Under the GLM setting for the analysis of a normally-distributed primary
outcome Y, estimates of the parameters
\(\alpha_0, \alpha_1, \alpha_2, \alpha_3, \sigma_1^2, \alpha_4, \alpha_{XY}, \sigma_2^2\)
are obtained by constructing estimating equations for the models
$$Y = \alpha_0 + \alpha_1 \cdot K + \alpha_2 \cdot X + \alpha_3 \cdot L + \epsilon_1, \epsilon_1 \sim N(0,\sigma_1^2)$$
$$Y^* = Y - \overline{Y} - \alpha_1 \cdot (K-\overline{K})$$
$$Y^* = \alpha_0 + \alpha_{XY} \cdot X + \epsilon_2, \epsilon_2 \sim N(0,\sigma_2^2).$$
Under the AFT setting for the analysis of a censored time-to-event primary
outcome, estimates of the parameters
\(\alpha_0, \alpha_1, \alpha_2, \alpha_3, \sigma_1, \alpha_4, \alpha_{XY}, \sigma_2^2\)
are obtained by constructing
similar estimating equations based on a censored regression model and adding
an additional computation to estimate the true underlying survival times.

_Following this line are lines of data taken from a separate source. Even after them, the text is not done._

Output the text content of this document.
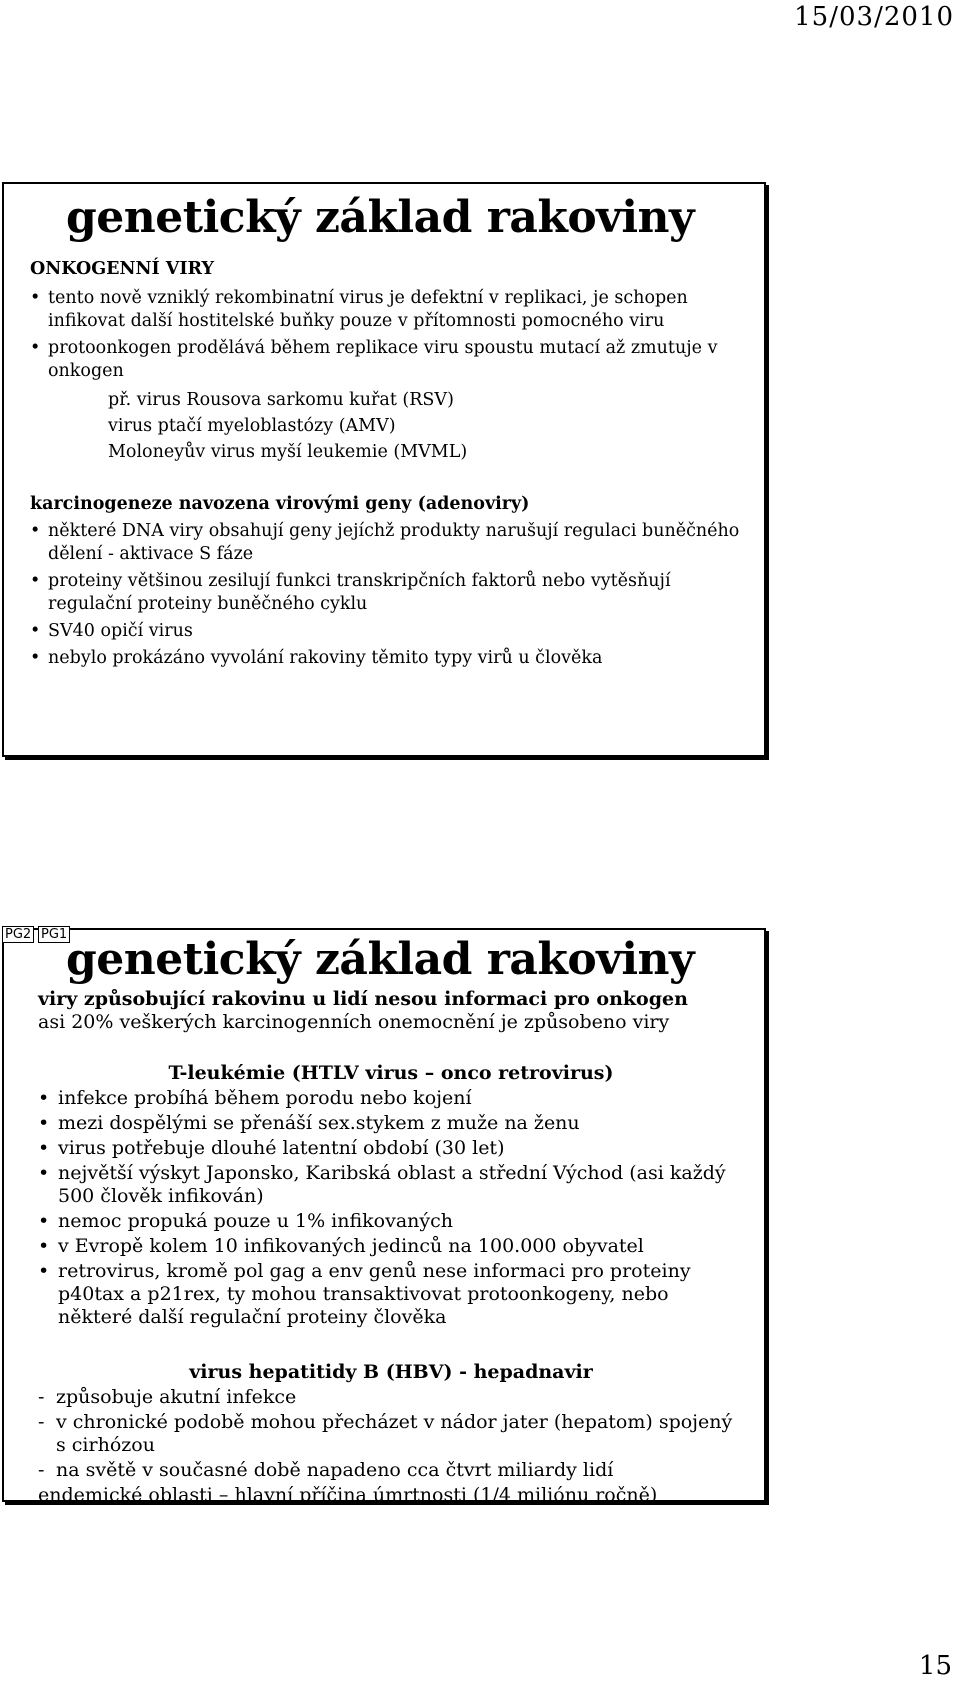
15/03/2010
genetický základ rakoviny
ONKOGENNÍ VIRY
• tento nově vzniklý rekombinatní virus je defektní v replikaci, je schopen infikovat další hostitelské buňky pouze v přítomnosti pomocného viru
• protoonkogen prodělává během replikace viru spoustu mutací až zmutuje v onkogen
př. virus Rousova sarkomu kuřat (RSV)
virus ptačí myeloblastózy (AMV)
Moloneyův virus myší leukemie (MVML)
karcinogeneze navozena virovými geny (adenoviry)
• některé DNA viry obsahují geny jejíchž produkty narušují regulaci buněčného dělení - aktivace S fáze
• proteiny většinou zesilují funkci transkripčních faktorů nebo vytěsňují regulační proteiny buněčného cyklu
• SV40 opičí virus
• nebylo prokázáno vyvolání rakoviny těmito typy virů u člověka
PG2 PG1
genetický základ rakoviny
viry způsobující rakovinu u lidí nesou informaci pro onkogen
asi 20% veškerých karcinogenních onemocnění je způsobeno viry
T-leukémie (HTLV virus – onco retrovirus)
• infekce probíhá během porodu nebo kojení
• mezi dospělými se přenáší sex.stykem z muže na ženu
• virus potřebuje dlouhé latentní období (30 let)
• největší výskyt Japonsko, Karibská oblast a střední Východ (asi každý 500 člověk infikován)
• nemoc propuká pouze u 1% infikovaných
• v Evropě kolem 10 infikovaných jedinců na 100.000 obyvatel
• retrovirus, kromě pol gag a env genů nese informaci pro proteiny p40tax a p21rex, ty mohou transaktivovat protoonkogeny, nebo některé další regulační proteiny člověka
virus hepatitidy B (HBV) - hepadnavir
- způsobuje akutní infekce
- v chronické podobě mohou přecházet v nádor jater (hepatom) spojený s cirhózou
- na světě v současné době napadeno cca čtvrt miliardy lidí
endemické oblasti – hlavní příčina úmrtnosti (1/4 miliónu ročně)
15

In addition to the parameter estimates, the mean of the estimated true
survival times is computed and returned in the output. For more details and
the underlying model, see the vignette.
For both settings, the point estimates based on estimating equations equal
least squares (and maximum likelihood) estimates, and are obtained using
the lm and survreg
functions for computational purposes.